Freight Rail, Passenger Rail

IA’s new guidelines tell governments to do better

Infrastructure Australia has emphasised the importance of thorough planning and analysis before major projects are greenlit, in a set of new guidelines for Australian governments.

Releasing its new “benchmark” guidelines on July 24, IA implored governments to ensure projects have rigorous business cases and secure funding sources, before they are committed to by often over-eager politicians.

IA’s chief executive Philip Davies said governments frequently fail to undertake thorough consideration of possible projects, options or analyses of various costs and benefits, before jumping on board a politically popular project.

“Ultimately, we want to ensure that community needs are properly understood, all options considered, and communities consulted before projects are committed,” Davies said.

“This should include making better use of existing infrastructure by deploying new technologies or utilising the data we’re already collecting.”

IA’s principles recommend governments “quantify infrastructure problems and opportunities as part of long-term planning processes,” and identify responses via development studies which provide consideration of the full range of options available along with the efficiencies and affordability of each.

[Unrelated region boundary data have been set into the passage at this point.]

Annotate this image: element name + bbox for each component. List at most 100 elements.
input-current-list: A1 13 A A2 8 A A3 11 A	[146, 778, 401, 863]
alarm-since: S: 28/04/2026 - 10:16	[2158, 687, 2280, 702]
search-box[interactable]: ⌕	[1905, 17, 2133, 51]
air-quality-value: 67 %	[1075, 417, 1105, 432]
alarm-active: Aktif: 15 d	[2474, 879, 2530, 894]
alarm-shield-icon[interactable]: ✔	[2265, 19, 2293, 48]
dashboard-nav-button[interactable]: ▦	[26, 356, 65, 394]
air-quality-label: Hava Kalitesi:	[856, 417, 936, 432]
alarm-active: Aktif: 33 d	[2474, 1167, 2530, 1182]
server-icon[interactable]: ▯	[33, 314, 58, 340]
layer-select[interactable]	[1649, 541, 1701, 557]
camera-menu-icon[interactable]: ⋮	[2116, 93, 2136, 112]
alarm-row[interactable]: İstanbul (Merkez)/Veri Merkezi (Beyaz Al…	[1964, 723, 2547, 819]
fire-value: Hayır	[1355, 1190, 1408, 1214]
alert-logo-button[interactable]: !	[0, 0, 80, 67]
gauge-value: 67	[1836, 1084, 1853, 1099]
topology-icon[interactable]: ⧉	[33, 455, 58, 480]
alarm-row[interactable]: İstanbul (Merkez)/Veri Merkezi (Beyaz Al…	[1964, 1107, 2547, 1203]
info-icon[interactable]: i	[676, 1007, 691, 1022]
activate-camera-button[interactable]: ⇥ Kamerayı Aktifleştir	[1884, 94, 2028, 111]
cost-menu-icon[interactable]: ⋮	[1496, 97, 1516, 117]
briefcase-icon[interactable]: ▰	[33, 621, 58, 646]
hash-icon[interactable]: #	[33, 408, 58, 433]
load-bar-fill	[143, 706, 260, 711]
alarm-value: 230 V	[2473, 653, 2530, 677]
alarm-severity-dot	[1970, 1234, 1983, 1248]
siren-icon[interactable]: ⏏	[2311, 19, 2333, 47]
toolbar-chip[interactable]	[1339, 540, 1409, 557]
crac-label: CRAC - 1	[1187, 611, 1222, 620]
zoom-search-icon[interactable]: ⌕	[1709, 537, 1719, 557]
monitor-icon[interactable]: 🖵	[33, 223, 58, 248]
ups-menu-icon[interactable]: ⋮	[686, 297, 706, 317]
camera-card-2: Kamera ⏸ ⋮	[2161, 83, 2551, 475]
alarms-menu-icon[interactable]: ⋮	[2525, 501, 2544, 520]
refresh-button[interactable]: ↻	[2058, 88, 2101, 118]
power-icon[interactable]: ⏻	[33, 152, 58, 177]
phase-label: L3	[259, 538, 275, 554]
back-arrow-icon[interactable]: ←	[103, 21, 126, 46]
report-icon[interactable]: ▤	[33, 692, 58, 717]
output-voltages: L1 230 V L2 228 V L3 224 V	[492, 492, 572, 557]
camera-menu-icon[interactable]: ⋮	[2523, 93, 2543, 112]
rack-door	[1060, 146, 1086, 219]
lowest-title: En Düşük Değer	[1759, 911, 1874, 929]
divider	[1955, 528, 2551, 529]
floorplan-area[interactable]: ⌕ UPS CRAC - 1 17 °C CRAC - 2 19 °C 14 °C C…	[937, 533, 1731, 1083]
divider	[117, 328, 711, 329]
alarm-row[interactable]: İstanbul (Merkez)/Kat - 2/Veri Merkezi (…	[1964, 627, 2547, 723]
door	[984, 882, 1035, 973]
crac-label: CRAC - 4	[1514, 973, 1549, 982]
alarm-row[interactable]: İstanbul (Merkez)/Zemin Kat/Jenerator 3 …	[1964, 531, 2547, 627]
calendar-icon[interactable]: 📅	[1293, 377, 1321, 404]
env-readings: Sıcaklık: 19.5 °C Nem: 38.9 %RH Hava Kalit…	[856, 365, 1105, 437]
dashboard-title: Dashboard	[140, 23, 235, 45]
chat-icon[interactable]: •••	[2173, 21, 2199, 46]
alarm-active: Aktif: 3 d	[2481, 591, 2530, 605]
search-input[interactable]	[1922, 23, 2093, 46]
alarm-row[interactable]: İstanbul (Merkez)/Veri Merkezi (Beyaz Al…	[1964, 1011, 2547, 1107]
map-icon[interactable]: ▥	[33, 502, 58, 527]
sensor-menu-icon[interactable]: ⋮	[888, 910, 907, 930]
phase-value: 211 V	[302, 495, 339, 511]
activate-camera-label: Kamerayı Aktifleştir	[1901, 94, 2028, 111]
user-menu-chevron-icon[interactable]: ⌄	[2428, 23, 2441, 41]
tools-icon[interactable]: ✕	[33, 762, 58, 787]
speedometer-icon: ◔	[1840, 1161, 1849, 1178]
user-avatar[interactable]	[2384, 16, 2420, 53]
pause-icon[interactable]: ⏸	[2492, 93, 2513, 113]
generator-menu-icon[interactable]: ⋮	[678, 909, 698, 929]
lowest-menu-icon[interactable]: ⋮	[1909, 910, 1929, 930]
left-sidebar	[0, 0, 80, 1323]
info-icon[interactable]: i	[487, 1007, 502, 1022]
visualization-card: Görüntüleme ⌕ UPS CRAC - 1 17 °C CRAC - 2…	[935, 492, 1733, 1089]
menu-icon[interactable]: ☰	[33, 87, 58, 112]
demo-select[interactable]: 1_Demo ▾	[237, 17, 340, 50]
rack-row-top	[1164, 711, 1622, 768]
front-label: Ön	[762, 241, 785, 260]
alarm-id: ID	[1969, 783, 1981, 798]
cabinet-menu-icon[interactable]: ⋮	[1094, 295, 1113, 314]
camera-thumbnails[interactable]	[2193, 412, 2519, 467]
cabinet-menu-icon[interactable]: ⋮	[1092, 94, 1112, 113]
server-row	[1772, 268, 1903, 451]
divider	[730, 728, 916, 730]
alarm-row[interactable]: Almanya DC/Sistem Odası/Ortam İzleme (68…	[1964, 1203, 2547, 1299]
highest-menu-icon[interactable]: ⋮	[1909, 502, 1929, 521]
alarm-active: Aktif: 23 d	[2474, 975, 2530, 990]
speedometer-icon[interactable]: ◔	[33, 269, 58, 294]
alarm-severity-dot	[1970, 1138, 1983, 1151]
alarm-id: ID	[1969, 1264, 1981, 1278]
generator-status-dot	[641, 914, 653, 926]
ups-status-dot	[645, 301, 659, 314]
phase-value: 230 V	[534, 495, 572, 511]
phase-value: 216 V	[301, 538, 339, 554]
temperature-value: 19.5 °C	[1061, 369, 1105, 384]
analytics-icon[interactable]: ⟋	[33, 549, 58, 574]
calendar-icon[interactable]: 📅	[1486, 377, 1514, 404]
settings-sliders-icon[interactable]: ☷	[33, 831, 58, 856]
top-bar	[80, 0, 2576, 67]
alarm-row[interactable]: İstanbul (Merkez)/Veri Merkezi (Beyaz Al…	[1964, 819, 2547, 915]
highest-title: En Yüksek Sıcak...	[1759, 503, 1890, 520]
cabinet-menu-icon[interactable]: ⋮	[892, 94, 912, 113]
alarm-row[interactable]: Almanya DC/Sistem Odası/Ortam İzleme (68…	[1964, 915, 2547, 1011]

Detailed analyses of potential projects ought to be carried out through full business cases prior to the announcement of preferred options, and the viability of “alternate sources” of funding should be considered as a way to minimise use of public funds.

Stakeholder and community engagement is also a central theme of the principles, which recommend governments to seek early input and feedback on projects from local communities, businesses, industry groups, and infrastructure owners and operators.

Davies said IA’s release of its decision-making principles would provide the community with a set of “expectations” with which to hold governments to account, establishing greater transparency, responsibility and accountability in the development of major projects.

“We want to see Australia’s governments do more to engage with communities, both in communicating long-term infrastructure plans, problem identification and by incorporating community input in a meaningful way into the project development processes,” he said.

“Part of this involves being more transparent around project decision-making by publicly releasing the analysis and processes that form the basis of funding decisions.”

Indeed, IA’s guidelines call on governments to release all information supporting their infrastructure decisions – including full business cases and analysis for project planning, option assessment and development – to the public. Commitments should also include carrying out and releasing post-completion reviews that assess whether projects realise their purported economic cases and whether they are delivered on time and on budget.

“The scale of investment in major projects and the long life of most infrastructure assets warrants rigorous decision-making processes,” Davies said.

“Our hope is that Australia’s governments embrace these Infrastructure Decision-making Principles and give the community added confidence that decisions on public infrastructure projects are robust, transparent and accountable.”